No início do ano, uma promissora investigação avançava que o muco dos peixes, aquele que os torna escorregadios, poderia ser a base para novos antibióticos eficazes contra bactérias multirresistentes e os mais avisados até poderiam ficar aqui a pensar se isso não inspiraria práticas menos razoáveis. E inspirou: há registos credíveis, na América, de antibióticos desenvolvidos para os peixes a serem utilizados por humanos.
Foi a essa conclusão que chegaram os investigadores que avaliaram análises de peixes disponíveis online, descobrindo uma percentagem pequena, mas significativa, de consumidores que usaram antibióticos comercializados para peixes. Além disso, pelo menos cinco daquelas embalagens tinham as impressões, cores e formas exatas de antibióticos para humanos, o que poderá também ter contribuído para isso.

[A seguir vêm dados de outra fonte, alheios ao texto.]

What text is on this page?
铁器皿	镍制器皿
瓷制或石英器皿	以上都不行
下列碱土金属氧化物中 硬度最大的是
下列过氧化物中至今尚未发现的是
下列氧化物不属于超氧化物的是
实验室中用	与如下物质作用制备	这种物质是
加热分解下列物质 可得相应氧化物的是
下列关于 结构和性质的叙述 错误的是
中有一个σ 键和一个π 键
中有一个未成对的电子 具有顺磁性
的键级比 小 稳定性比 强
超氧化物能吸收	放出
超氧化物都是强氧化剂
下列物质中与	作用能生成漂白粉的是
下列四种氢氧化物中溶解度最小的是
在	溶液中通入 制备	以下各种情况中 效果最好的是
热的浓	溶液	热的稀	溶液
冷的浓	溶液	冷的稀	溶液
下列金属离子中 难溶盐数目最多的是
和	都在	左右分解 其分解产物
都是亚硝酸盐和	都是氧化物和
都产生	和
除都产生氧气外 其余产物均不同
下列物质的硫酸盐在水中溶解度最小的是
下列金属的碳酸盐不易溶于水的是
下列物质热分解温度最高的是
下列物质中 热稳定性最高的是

“Embora o consumo humano de antibióticos para peixes seja provavelmente baixo, qualquer consumo humano de antibióticos destinados a animais é alarmante”, disse Brandon Bookstaver, da Faculdade de Farmácia da Universidade da Carolina do Sul, que apresentou o estudo na conferência semestral da Sociedade Americana de Farmacêuticos, em Las Vegas. Além disso, acrescentou, “a automedicação e toma de antibióticos sem supervisão médica podem contribuir para aumentar a resistência antimicrobiana e atrasar o tratamento apropriado.” Houve ainda um vendedor de produtos online que, em resposta a um comentário, garantiu que os antibióticos para os peixes eram também adequados para uso humano.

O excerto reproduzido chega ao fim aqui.